I was at the Getty Museum in LA not long ago, and inside its cavernous entrance my kids and I found a spot where we could stand one at a time, speaking, making sounds, snapping, clapping, and hearing ourselves bounce back in surround-sound. Since this post originally ran November 21, 2017, I’ve found numerous more places like this.
In caves and rock walls of the southern Utah desert, pictographs have been painted, added to the backs of clamshell-shaped sandstone enclosures. Many are noted to have acoustic properties, meaning these ancient, Indigenous images seem to be correlated with the way sound reflects around them.
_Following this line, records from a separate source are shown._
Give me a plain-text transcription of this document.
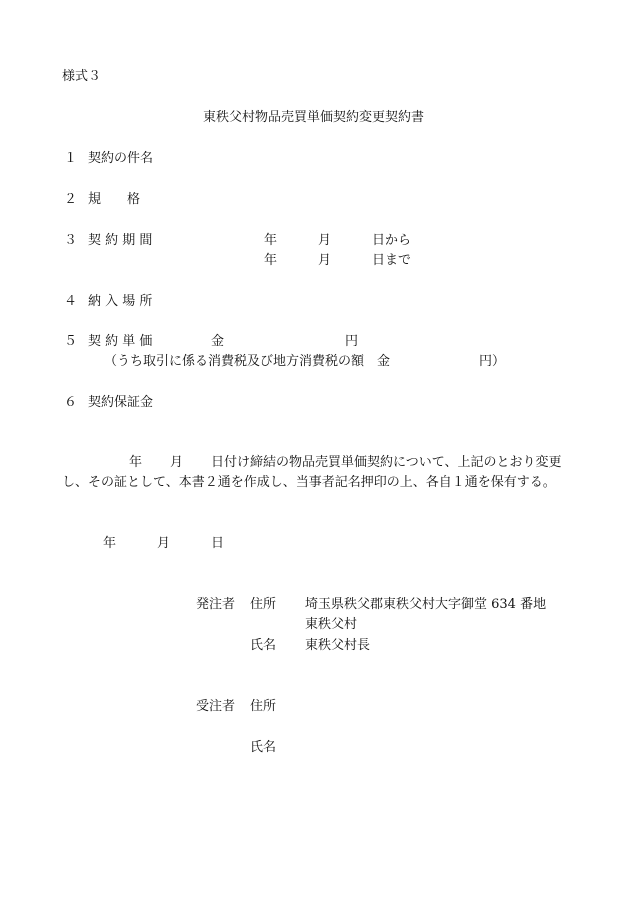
様式３
東秩父村物品売買単価契約変更契約書
１ 契約の件名
２ 規　　格
３ 契 約 期 間	年	月	日から
年	月	日まで
４ 納 入 場 所
５ 契 約 単 価	金	円
（うち取引に係る消費税及び地方消費税の額　金	円）
６ 契約保証金
年 月 日付け締結の物品売買単価契約について、上記のとおり変更
し、その証として、本書２通を作成し、当事者記名押印の上、各自１通を保有する。
年	月	日
発注者 住所 埼玉県秩父郡東秩父村大字御堂 634 番地
東秩父村
氏名 東秩父村長
受注者 住所
氏名
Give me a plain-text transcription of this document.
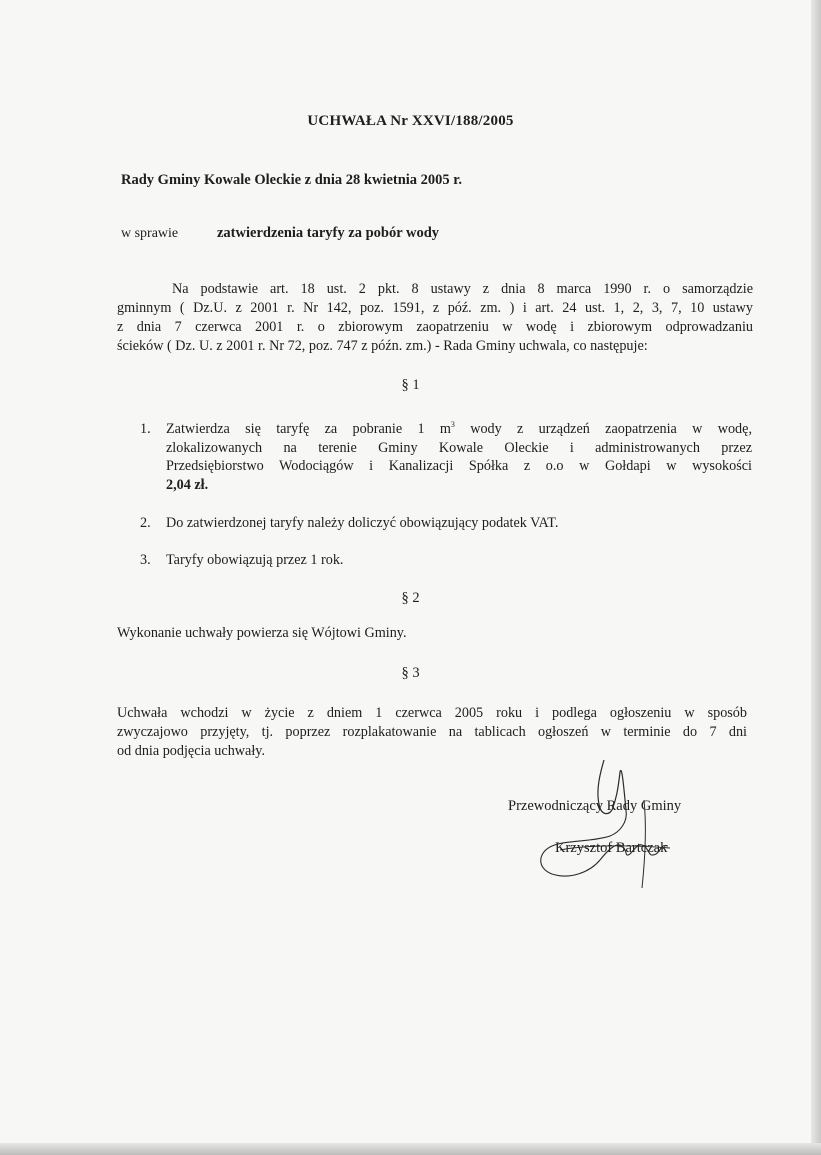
UCHWAŁA Nr XXVI/188/2005
Rady Gminy Kowale Oleckie z dnia 28 kwietnia 2005 r.
w sprawie	zatwierdzenia taryfy za pobór wody
Na podstawie art. 18 ust. 2 pkt. 8 ustawy z dnia 8 marca 1990 r. o samorządzie
gminnym ( Dz.U. z 2001 r. Nr 142, poz. 1591, z póź. zm. ) i art. 24 ust. 1, 2, 3, 7, 10 ustawy
z dnia 7 czerwca 2001 r. o zbiorowym zaopatrzeniu w wodę i zbiorowym odprowadzaniu
ścieków ( Dz. U. z 2001 r. Nr 72, poz. 747 z późn. zm.) - Rada Gminy uchwala, co następuje:
§ 1
1. Zatwierdza się taryfę za pobranie 1 $m^3$ wody z urządzeń zaopatrzenia w wodę,
zlokalizowanych na terenie Gminy Kowale Oleckie i administrowanych przez
Przedsiębiorstwo Wodociągów i Kanalizacji Spółka z o.o w Gołdapi w wysokości
2,04 zł.
2. Do zatwierdzonej taryfy należy doliczyć obowiązujący podatek VAT.
3. Taryfy obowiązują przez 1 rok.
§ 2
Wykonanie uchwały powierza się Wójtowi Gminy.
§ 3
Uchwała wchodzi w życie z dniem 1 czerwca 2005 roku i podlega ogłoszeniu w sposób
zwyczajowo przyjęty, tj. poprzez rozplakatowanie na tablicach ogłoszeń w terminie do 7 dni
od dnia podjęcia uchwały.
Przewodniczący Rady Gminy
Krzysztof Bartczak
I’ve spoken in a normal voice back and forth from one sheltered rock art panel to another an eighth of a mile downcanyon. The way sound spreads and is refocused, we could hear each other’s every word.
James Farmer, from the Utah Rock Art Research Association, wrote that panels from the ghostly and enigmatic Barrier Creek tradition in Utah (pictured above) contain what he sees as thunderstorm motifs. At one of these Barrier Creek panels, he witnessed a cloudburst with thunder, waterfalls, and falling boulders. He wrote about the intensification of sound from the storm around the rock art, “it seems inconceivable to me that any ancient archaic hunter-gatherers witnessing a similar event would not have been just as astonished as me, and would have naturally invested the location with divine, supernatural powers.”
The nascent field of “archaeoacoustics” studies the way sound and archaeological sites interact. I look at this as not just an ancient feature, but one that we walk through everyday. Cathedrals and capital domes have been noted for the way they capture and amplify sound. By happenstance or not, resonance is part of the way we relate to architecture, whether human made or carved by nature.